L'empreinte du social dans le roman depuis 1980

Peut-on parler d'un «retour du social» dans le roman depuis 1980 ?
Les communications réunies dans ce volume s'interrogent sur ce qui
semble être une tendance de la nouvelle littérature : les romanciers
contemporains manifestent un souci de la société plus marqué que leurs
prédécesseurs et évoquent plus souvent et de façon plus précise les
maux qui affectent les sociétés dans lesquelles ils vivent.
Alors que le roman depuis Flaubert, Kafka et Joyce avait renoncé à
se concevoir comme figuration et mode de connaissance de l'histoire
sociale pour s'affirmer avant tout comme fait esthétique, il semblerait
qu'il retrouve aujourd'hui sa vocation historico-sociale et que même des
auteurs connus pour donner le primat à la forme et à l'expression littéraires,
manifestent une curiosité sociologique plus aiguë, répondant à la
complexification toujours plus grande des phénomènes sociaux.

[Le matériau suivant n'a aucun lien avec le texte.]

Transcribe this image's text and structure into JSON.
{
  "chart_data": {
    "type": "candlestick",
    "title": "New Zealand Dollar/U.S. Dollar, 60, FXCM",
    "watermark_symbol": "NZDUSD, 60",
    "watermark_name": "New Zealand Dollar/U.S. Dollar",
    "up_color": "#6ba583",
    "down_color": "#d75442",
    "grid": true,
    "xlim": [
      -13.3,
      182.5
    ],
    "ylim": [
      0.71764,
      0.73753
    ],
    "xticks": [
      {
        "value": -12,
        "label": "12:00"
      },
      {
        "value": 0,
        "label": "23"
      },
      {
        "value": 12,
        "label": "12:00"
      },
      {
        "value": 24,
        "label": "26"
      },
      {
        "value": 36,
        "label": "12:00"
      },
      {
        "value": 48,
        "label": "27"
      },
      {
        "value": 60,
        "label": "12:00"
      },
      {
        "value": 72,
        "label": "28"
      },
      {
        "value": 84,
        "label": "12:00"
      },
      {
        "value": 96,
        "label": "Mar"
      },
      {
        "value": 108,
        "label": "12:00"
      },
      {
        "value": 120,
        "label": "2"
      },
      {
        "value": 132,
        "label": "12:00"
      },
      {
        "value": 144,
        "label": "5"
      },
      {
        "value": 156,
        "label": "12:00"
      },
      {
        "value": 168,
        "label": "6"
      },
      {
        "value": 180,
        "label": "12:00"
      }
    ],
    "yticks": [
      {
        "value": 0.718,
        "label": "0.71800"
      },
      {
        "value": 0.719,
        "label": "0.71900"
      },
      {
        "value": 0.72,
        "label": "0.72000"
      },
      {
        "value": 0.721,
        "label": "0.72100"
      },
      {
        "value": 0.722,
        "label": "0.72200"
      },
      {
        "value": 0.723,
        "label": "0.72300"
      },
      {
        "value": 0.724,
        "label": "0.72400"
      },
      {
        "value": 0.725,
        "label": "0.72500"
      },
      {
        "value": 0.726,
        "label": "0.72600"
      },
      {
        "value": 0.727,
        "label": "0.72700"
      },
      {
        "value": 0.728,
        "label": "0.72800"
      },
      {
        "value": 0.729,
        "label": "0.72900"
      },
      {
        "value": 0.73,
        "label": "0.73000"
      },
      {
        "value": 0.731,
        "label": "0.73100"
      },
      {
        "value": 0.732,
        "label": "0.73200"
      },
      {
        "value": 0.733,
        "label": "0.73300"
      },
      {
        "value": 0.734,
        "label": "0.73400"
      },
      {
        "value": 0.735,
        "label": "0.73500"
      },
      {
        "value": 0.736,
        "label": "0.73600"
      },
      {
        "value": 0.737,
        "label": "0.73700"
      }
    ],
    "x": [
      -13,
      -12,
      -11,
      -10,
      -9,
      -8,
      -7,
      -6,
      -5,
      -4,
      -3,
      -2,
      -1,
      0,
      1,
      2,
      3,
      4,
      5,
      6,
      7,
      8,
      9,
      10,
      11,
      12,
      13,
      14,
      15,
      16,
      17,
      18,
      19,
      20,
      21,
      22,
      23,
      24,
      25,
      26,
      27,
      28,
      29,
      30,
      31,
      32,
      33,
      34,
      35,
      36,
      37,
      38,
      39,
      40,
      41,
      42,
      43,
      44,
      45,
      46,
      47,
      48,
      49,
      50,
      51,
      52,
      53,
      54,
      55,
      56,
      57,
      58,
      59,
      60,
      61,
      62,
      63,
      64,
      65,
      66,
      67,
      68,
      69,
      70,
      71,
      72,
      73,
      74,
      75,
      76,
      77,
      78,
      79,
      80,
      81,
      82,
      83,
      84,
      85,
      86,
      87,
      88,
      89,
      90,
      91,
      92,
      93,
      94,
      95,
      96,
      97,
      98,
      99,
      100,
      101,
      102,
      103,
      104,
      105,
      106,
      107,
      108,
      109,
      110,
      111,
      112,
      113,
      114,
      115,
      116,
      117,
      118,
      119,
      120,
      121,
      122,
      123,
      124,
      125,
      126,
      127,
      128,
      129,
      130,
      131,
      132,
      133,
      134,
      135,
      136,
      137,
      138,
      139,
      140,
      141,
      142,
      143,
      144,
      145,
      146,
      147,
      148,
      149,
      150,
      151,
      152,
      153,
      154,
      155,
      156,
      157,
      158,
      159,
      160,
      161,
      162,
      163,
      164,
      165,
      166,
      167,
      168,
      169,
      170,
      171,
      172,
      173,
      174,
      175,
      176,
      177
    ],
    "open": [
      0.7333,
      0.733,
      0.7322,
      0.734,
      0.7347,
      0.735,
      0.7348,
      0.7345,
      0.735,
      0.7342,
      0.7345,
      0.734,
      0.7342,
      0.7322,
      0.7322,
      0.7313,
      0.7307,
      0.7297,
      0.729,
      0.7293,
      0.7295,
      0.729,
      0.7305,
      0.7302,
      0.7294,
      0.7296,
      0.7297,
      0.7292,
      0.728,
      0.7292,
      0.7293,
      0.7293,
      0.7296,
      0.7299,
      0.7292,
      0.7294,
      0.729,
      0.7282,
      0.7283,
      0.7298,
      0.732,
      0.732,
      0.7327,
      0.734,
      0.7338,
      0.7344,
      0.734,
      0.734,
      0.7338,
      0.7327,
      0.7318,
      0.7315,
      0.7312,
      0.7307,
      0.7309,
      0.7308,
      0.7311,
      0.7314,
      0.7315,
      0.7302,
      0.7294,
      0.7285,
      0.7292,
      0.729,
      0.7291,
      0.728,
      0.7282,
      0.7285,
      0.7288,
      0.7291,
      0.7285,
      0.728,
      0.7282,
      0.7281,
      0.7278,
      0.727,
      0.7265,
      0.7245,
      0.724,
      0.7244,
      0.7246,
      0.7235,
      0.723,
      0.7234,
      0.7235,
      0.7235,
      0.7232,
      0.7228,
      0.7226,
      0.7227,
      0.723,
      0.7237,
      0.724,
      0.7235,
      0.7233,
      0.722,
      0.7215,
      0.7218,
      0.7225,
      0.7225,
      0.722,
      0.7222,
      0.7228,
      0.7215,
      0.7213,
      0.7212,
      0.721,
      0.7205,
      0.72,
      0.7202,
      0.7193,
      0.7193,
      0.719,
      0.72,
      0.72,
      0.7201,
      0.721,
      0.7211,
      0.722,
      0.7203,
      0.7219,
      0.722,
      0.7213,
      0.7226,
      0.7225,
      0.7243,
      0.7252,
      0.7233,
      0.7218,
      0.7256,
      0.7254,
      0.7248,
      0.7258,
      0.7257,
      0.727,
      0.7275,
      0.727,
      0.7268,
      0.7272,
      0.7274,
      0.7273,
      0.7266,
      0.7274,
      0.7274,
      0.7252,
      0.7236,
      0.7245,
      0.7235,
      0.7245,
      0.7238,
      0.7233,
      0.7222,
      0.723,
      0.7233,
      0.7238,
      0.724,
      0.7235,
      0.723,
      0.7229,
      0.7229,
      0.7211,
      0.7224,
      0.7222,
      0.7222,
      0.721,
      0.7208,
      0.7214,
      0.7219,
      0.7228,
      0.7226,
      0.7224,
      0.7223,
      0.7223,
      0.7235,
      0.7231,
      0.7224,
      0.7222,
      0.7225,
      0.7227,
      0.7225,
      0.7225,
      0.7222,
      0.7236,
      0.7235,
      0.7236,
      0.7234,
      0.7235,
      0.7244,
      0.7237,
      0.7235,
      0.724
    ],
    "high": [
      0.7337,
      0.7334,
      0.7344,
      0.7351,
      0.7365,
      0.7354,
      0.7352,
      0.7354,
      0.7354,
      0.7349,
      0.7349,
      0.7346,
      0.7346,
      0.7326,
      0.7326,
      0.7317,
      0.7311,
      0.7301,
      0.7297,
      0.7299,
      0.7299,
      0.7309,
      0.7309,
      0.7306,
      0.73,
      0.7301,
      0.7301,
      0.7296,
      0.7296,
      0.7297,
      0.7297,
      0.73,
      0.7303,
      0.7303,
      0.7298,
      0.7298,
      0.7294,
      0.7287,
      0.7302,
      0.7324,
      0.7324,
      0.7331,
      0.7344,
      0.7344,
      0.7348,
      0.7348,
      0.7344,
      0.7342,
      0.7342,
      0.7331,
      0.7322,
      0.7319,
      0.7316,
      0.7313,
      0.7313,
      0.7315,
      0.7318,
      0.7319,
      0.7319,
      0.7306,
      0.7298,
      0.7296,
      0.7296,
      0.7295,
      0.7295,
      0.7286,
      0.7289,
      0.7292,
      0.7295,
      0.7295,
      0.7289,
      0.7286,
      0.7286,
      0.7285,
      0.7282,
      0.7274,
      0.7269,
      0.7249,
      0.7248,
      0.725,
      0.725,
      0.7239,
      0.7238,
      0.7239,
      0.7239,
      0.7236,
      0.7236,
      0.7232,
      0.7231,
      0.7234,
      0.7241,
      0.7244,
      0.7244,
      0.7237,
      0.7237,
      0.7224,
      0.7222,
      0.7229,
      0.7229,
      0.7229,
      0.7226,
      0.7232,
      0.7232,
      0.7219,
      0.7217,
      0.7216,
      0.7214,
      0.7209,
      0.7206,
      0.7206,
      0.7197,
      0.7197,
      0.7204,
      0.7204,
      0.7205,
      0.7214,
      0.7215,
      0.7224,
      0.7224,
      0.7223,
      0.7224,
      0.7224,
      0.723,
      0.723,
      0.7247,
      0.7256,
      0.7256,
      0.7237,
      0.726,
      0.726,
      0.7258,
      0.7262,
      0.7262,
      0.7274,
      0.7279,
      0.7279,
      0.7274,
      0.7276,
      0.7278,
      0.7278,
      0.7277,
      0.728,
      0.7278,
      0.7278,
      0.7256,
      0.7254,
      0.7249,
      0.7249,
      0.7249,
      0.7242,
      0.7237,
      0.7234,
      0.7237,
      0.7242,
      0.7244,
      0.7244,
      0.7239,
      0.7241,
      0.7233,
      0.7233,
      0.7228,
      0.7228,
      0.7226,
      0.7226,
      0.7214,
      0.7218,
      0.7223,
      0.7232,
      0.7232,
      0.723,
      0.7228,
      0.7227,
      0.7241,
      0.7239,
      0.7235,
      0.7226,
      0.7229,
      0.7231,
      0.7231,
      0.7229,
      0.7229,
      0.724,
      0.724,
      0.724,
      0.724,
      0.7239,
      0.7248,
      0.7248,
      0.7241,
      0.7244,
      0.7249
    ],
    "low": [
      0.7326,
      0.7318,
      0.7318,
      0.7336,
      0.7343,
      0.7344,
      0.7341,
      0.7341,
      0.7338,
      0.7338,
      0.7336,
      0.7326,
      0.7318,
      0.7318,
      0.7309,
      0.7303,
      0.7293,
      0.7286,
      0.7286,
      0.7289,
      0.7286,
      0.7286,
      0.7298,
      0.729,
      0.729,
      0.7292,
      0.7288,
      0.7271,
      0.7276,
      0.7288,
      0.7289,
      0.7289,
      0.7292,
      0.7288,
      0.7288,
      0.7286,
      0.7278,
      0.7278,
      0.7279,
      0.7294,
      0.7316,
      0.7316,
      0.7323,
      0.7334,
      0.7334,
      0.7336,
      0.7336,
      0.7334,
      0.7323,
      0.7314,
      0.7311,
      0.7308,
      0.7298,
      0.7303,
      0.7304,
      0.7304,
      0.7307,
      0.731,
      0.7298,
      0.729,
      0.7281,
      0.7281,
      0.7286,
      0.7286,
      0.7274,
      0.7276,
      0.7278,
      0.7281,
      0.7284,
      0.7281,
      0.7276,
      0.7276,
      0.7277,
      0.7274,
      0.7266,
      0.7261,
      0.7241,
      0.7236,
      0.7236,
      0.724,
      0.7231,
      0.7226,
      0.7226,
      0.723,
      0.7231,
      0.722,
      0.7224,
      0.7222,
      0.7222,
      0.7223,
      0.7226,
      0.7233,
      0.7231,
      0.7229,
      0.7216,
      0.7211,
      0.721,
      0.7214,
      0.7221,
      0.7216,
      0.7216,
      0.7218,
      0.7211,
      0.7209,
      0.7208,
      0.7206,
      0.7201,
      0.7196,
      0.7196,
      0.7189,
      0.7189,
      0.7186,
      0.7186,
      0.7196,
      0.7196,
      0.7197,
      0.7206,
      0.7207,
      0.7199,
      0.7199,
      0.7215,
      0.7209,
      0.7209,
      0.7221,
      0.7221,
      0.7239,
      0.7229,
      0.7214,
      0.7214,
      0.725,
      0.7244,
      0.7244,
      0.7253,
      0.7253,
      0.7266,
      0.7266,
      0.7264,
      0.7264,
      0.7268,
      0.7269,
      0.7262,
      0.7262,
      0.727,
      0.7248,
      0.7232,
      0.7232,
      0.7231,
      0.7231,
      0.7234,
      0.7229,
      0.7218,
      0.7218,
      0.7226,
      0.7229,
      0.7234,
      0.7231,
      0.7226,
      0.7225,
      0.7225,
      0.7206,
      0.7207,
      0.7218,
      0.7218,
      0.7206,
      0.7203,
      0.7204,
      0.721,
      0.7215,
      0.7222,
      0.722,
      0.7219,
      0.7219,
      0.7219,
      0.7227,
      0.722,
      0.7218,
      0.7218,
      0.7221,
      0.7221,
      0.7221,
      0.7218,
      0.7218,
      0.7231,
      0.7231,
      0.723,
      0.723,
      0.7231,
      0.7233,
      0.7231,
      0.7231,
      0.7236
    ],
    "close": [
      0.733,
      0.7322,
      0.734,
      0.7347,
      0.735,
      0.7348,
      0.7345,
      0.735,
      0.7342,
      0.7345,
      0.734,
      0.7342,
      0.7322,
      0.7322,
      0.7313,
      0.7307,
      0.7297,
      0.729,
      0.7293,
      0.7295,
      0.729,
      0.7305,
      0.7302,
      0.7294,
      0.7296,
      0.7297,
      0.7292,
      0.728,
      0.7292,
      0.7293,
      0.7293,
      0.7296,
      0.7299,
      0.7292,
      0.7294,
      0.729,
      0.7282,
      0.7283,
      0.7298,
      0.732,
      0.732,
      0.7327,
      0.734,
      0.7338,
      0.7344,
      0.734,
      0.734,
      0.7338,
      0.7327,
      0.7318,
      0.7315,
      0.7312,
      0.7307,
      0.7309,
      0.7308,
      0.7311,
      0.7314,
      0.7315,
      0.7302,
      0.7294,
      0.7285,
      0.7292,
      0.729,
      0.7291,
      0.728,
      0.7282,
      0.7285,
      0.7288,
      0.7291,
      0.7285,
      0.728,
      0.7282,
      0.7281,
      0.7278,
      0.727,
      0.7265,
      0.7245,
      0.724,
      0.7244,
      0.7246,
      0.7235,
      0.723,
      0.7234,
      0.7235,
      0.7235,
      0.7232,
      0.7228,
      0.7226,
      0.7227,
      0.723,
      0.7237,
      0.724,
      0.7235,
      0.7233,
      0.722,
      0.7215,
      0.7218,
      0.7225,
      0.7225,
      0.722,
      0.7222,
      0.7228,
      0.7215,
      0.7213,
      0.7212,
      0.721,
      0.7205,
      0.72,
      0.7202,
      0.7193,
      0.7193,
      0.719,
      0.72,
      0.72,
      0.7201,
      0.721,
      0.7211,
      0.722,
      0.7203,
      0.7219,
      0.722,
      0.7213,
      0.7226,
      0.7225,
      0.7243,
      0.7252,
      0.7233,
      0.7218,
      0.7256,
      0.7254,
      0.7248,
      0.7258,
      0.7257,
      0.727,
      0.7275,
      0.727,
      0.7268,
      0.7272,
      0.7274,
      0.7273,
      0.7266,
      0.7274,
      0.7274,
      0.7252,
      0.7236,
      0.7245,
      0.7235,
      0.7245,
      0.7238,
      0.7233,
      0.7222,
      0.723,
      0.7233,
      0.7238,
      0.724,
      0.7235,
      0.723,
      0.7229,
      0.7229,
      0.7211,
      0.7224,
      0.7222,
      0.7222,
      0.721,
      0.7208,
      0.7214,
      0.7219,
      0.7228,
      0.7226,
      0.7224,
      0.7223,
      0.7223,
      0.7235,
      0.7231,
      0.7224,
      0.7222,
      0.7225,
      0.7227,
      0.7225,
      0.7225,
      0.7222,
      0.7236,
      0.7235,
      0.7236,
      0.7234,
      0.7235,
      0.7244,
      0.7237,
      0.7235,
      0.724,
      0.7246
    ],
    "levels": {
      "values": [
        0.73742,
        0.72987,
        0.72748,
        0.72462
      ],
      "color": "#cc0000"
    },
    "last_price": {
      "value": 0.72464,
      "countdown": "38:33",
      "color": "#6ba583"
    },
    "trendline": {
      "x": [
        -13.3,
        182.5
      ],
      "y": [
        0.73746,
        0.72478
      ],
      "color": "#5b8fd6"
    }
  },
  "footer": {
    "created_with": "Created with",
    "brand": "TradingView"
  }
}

En se féminisant, en promouvant des écrivains venus de la périphérie,
le roman contemporain donne accès à des expériences de vie beaucoup
plus différenciées qu'auparavant. Son étude ne permettrait-elle pas de
distinguer les linéaments d'une interprétation du social, spécifique au
genre romanesque et fondée sur des repères, qui suivent désormais
des clivages inédits et expriment un imaginaire social à nouveau très
vivace ?
Les études réunies dans ce volume traitent d'écrivains dont la notoriété
s'est imposée depuis une vingtaine d'années : Jean Echenoz, Patrick
Deville, Annie Ernaux, Pierre Bergounioux, François Bon, Hervé Guibert,
Marie Redonnet, Sylvie Germain, Marie NDiaye, Michel Houellebecq,
Antoine Volodine, Fred Vargas, Christian Oster, parmi les auteurs français,
auxquels s'ajoutent des romanciers représentatifs des nouvelles
tendances du roman à l'étranger comme Botho Strauß, Mounsi, Mehdi
Charef, Kristien Hemmerechts, Russell Banks, Raymond Carver, Uwe
Johnson, Bernhard Schlink, Hanif Kureishi, Renan Demirkan et Chang-rae
Lee.
Elles constituent les actes du colloque tenu à Montpellier, en février
2004, avec le soutien du Pôle universitaire européen de Montpellier, du
Conseil général de l'Hérault et du Centre d'étude du XX<sup>e</sup> siècle de l'université
Paul-Valéry.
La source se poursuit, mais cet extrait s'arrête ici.